Marie-Claire RestouxNée en 1968 en Charente à la différence de Sa Cynique Majesté Royal, elle est bien l'ancienne championne olympique de judo et double championne du monde en1995 et 1997. Elle est mère d'une petite fille depuis 2005.
Avant de se présenter à la mairie de Clichy, elle a occupé des responsabilités au sein du comité fondateur du Comité Paris 2012 pour les JO 2012. En juillet 2002, elle remplaça Jean-François Lamour (qui devint alors ministre des Sports) au sein du cabinet de l'Elysée, en tant que conseillère pour les sports.
Véronique RIVRON

Elle brigue le poste de maire de Le Mans où elle est conseillère municipale (Transports, circulation, voirie, éclairage public et droits de place). La campagne est l'occasion de faure avancer le projet UMP d' une police municipale et de caméras de vidéoprotection. Directrice administrative du Centre médico-social précoce (CAMSP) et chef de service à " La Courte Echelle" (service d'éducation spécialisée et de soins à domicile.

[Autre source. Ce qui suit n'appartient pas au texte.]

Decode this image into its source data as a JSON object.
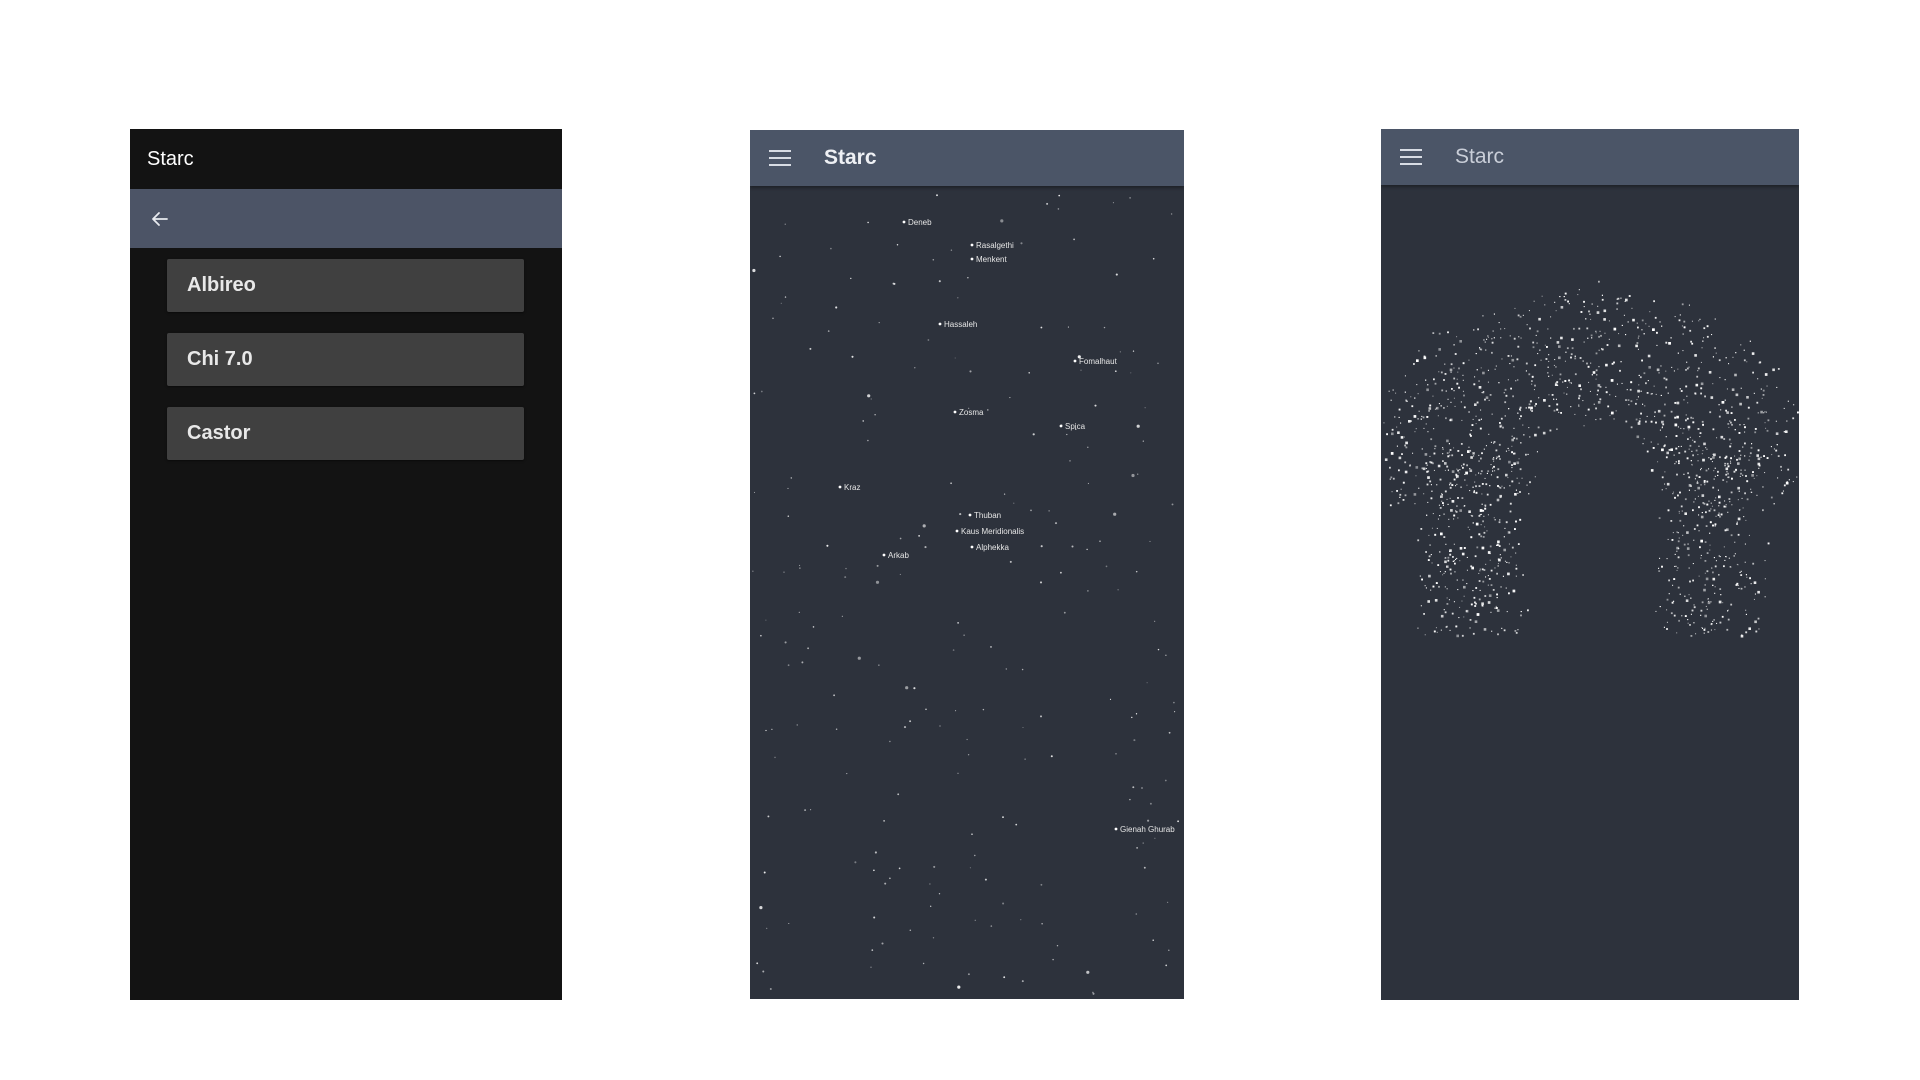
{
  "screen1": {
    "title": "Starc",
    "back_icon": "arrow-left-icon",
    "items": [
      {
        "label": "Albireo"
      },
      {
        "label": "Chi 7.0"
      },
      {
        "label": "Castor"
      }
    ]
  },
  "screen2": {
    "title": "Starc",
    "menu_icon": "hamburger-menu-icon",
    "labeled_stars": [
      {
        "name": "Deneb"
      },
      {
        "name": "Rasalgethi"
      },
      {
        "name": "Menkent"
      },
      {
        "name": "Hassaleh"
      },
      {
        "name": "Fomalhaut"
      },
      {
        "name": "Zosma"
      },
      {
        "name": "Spica"
      },
      {
        "name": "Kraz"
      },
      {
        "name": "Thuban"
      },
      {
        "name": "Kaus Meridionalis"
      },
      {
        "name": "Alphekka"
      },
      {
        "name": "Arkab"
      },
      {
        "name": "Gienah Ghurab"
      }
    ]
  },
  "screen3": {
    "title": "Starc",
    "menu_icon": "hamburger-menu-icon"
  },
  "colors": {
    "background": "#ffffff",
    "screen1_bg": "#131313",
    "toolbar": "#4c5466",
    "list_item": "#404040",
    "sky": "#2d323c",
    "appbar": "#4b5567",
    "star": "#ffffff"
  }
}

Mariée, mère de trois enfants, Véronique Rivron habite le quartier de la Gare. Elle est attachée de direction au CAMSP (Centre d'action médico-sociale précoce), service de soins pour enfants de 0 à 6 ans (dépistage et traitement) et au Sessad-La Courte Échelle pour enfants déficients intellectuels de 0 à 20 ans. Elle est bénévole au service du développement du golf dans la Sarthe. Elle est membre de la Sem (Société d'équipement du Mans).
Elle est aussi conseillère générale du canton Le Mans centre.

Adhérente RPR depuis l’âge de 38 ans, député du Vaucluse à 55 ans, elle ravit à la gauche la mairie d’Avignon deux ans plus tard en 1995 devenant ainsi la seule femme maire d’une ville de 100 000 habitants. Son plus grand fait d’arme ? Être sortie victorieuse du duel l’opposant à la gracieuse PS Elisabeth Guigou aux municipales de 2001.
Fidèle parmi les fidèles de Jacques Chirac, elle sera deux fois ministre (ministre de la Famille et de l’Enfance en 2004 et ministre déléguée à l’Intérieur 2004-2005). C’est d’ailleurs dans son fief que Jacques Chirac a choisi d’annoncer sa candidature à la présidentielle de 2002.